Our cumulative experiences, the ones we remember and carry with us, are intricate and dynamic. These are the experiences that are meaningful, that are truly relational. The meaning of our experiences comes from the different "qualities" of life we encounter, the qualities we both enjoy and suffer. We experience these qualities in a holistic, emotional gestalt, and then we immediately start separating, dividing, compartmentalizing. We size up these qualities, judging them, defining them in relation to ourselves, to whom we perceive ourselves to be, to the experiences we have had before. Some of our experiences challenge our beliefs and change our perception, thus changing our reality.

The medium with which the qualities of life are transmitted may in many cases be grounded in a specific cultural and linguistic context that shapes the overall relational value of our experience, or the qualities may be more universal in nature, in which case their relational value might be heightened. What's really fascinating is that we are actually feeling within our body as we process the meaning of our experiences.

I had the fortunate opportunity to see Mark Johnson, Knight Professor of Liberal Arts and Sciences at the University of Oregon, speak at the 7th International Design and Emotion Conference. One of the most profound things I heard him say during the conference was, "a design is an affordance for the enactment of a meaningful experience." As a designer this is both an inspiring and frightening reality.

Regardless of the validity of this model or its importance, if nothing else remains when you boil it all down, a user's experience is nothing to be taken lightly. It has the potential to be a very ornate and spectacular phenomenon or it has the potential to really, really suck. For all you designers AND stakeholders out there...don’t screw it up!

People, Products, & Practitioners

User Experience Design is a term of convenience. For me, it is a way to encapsulate the disciplines and methodologies associated with Human-Computer Interaction, Human-Factors Engineering and User-Centered Design. There really is no such thing as a "User." User is a term utilized as a means to objectify people for the purpose of research and design. In actuality, there are only people and the experiences people have when interacting with technology.

The reality of User Experience Design is: People, Products and Practitioners. It's not just about what technology can do; it's about what people can do. It's about placing people at the center of a design process. It's about practitioners uniting together to bring technology and human need into harmony by creating compelling products. User Experience Design is not just a collaborative process, it's a collaborative understanding of the human condition.

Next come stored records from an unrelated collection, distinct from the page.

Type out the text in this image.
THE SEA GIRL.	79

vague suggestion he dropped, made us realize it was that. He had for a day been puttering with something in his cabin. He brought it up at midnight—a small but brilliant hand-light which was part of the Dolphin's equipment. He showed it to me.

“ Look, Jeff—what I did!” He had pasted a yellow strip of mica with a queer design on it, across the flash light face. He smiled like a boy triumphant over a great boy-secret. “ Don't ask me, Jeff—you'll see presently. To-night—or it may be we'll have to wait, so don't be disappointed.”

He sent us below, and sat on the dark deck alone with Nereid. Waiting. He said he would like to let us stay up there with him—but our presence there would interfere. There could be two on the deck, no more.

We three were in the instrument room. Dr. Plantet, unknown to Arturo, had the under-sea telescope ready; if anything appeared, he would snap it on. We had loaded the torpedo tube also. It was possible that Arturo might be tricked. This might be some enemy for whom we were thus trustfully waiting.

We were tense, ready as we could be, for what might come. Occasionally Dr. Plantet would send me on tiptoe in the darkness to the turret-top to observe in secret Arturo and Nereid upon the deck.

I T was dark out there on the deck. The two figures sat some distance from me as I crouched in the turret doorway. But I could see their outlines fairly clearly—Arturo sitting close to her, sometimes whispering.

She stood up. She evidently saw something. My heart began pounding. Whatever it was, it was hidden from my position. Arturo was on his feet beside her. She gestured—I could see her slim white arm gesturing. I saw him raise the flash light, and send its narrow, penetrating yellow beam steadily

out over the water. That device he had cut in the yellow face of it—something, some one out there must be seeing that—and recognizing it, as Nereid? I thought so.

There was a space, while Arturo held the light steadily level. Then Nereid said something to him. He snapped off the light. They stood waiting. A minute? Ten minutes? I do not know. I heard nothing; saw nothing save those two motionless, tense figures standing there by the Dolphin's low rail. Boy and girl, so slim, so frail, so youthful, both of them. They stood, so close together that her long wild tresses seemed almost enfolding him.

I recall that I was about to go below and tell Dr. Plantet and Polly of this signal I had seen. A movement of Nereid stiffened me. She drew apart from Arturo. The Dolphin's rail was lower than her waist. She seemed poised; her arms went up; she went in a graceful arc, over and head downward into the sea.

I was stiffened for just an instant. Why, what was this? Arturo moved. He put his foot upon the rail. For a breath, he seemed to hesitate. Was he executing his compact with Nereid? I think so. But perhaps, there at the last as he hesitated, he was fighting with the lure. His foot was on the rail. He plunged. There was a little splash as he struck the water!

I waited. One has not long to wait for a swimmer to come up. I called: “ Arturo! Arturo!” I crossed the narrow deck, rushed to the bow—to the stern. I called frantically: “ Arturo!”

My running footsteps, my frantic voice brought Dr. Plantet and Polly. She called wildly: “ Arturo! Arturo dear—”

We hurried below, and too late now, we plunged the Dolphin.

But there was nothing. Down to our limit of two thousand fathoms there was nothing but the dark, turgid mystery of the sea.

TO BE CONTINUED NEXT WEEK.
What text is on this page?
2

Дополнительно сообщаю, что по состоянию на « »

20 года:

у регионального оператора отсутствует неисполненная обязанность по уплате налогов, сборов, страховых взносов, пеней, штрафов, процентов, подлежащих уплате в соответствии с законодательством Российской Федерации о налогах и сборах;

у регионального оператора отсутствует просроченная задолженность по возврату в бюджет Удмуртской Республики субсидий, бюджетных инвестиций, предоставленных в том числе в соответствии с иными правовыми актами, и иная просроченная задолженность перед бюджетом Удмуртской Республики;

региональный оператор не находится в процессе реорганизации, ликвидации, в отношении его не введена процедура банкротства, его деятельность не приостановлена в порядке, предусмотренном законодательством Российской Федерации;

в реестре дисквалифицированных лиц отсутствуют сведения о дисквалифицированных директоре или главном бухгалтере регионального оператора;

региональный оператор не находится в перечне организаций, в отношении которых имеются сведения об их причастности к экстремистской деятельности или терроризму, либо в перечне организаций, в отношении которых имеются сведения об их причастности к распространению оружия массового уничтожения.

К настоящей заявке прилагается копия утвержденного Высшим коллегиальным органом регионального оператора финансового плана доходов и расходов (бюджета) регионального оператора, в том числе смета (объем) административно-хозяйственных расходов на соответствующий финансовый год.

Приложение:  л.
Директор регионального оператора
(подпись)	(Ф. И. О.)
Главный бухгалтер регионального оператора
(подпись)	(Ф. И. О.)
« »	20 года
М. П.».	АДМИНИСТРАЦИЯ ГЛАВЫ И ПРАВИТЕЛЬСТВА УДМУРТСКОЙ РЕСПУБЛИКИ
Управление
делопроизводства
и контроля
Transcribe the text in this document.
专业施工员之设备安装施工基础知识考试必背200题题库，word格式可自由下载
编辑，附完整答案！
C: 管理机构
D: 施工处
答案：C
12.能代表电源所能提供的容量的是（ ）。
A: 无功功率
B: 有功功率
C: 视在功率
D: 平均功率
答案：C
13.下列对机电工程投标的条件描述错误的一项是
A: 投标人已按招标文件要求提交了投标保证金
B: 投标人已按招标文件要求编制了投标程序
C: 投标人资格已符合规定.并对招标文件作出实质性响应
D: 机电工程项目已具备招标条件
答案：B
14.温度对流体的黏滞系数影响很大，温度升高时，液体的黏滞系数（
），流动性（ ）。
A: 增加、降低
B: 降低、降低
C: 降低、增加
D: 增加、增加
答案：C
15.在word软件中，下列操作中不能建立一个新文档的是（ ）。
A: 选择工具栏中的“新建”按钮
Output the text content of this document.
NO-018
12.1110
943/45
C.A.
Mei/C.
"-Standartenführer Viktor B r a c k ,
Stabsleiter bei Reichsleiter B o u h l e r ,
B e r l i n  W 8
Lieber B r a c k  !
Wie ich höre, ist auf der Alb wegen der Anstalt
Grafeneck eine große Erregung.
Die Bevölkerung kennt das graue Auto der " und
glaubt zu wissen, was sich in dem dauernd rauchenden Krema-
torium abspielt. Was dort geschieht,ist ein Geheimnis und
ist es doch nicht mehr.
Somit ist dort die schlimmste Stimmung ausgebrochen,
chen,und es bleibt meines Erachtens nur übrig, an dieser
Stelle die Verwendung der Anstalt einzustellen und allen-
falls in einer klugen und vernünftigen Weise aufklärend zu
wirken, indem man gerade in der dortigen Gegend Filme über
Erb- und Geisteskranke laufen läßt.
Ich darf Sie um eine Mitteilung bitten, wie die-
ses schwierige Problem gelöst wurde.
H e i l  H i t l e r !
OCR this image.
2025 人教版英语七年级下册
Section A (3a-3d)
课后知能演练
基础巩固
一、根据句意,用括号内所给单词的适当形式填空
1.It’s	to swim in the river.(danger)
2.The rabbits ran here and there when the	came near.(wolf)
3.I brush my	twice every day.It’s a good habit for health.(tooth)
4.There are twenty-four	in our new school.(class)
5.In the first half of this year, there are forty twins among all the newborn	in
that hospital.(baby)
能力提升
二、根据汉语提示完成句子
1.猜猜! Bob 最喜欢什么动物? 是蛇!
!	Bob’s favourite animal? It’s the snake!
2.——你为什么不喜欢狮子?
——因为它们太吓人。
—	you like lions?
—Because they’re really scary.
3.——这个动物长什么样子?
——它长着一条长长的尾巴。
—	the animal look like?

User Experience Design should embody the integrative and innovative spirit of combining science with art and engineering with aesthetics. If we want to have a true technological renaissance, we need to support the things that enrich people's lives, accommodate diversity and push the boundaries of product experiences. In order to accomplish this, we need to unify our diverse disciplines into a community of practitioners that share the common goal of designing for the needs of humanity.